でも、伊勢田さんのこの本によれば、そういうのは、Why be moral?な立場といって、メタ倫理学の話になってしまうのだそうだ。なるほどね。
第二部、発展編では、動物実験、菜食主義、野生動物問題などを通して、さらに深く倫理学の森に入っていくのだが、基礎編で置いて行かれた人も、大丈夫。読める。
本論ではないけれど、キャリコットという学者が展開する議論に個人的に注目。
人間中心主義と動物解放論と生態系中心主義は相容れない三角関係であると述べられているのに対して、ぼくはさっき言及したデカルト座標的図表で考える方がもっと分かりやすい!と主張したくなったり(笑)。
だって動物解放論といっただけだと、こぼれおちてしまう動物の権利論と福利論との「あいだ」や、解放論とはあまりかさならない権利論や福利論の領域も扱えるから。
いずれにしても、様々な知的な発見がケモノ道にちりばめられていて、倫理学の見取り図をクリアに思い描くのには失敗しても(ぼくはロールズの当たりを流した、いかんやつです)、得るものは大。

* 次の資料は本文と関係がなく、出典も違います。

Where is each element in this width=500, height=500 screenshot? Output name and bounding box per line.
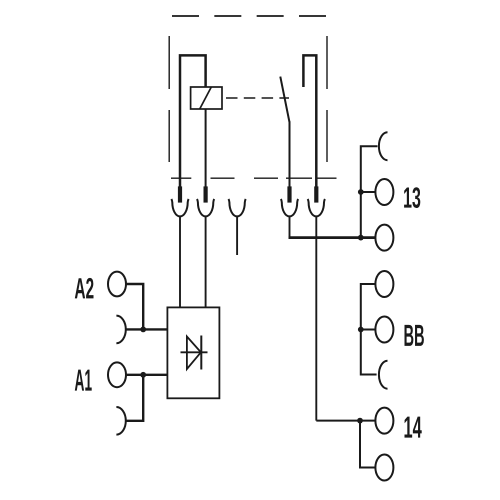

伊勢田さんの、粘着するところは粘着しといて、しかし、手離れ・切り分けのさっくりした筆致は健在。
ザ・コーヴのこととか、動物園水族館のこととか、肉食菜食などについて問題意識を持っている人なら、間違いなくリコメンドできる内容です。
未読の人は、こちらもどうぞ。
ホメオパシー問題などで、「疑似科学」に興味を持った人なんから、まずこちらが先ですね。
![]() | 疑似科学と科学の哲学 価格:¥ 2,940(税込) 発売日:2002-12-10 |
追記
倫理学者って存在が、辞書的な意味で倫理的というわけではなく、普遍化可能性テストについて考えあぐねるうち、非常に邪悪な議論を展開することもあるというのは、そうじゃないかと思っていたけれと本当にそのようでもあって、ちょっと衝撃を受けた。
倫理学的に誠実で一貫した態度が社会的に鬼畜だったりすることはありえて、それを回避するために、多くの倫理学者たちはいろいろ考えをめぐらせているのだった。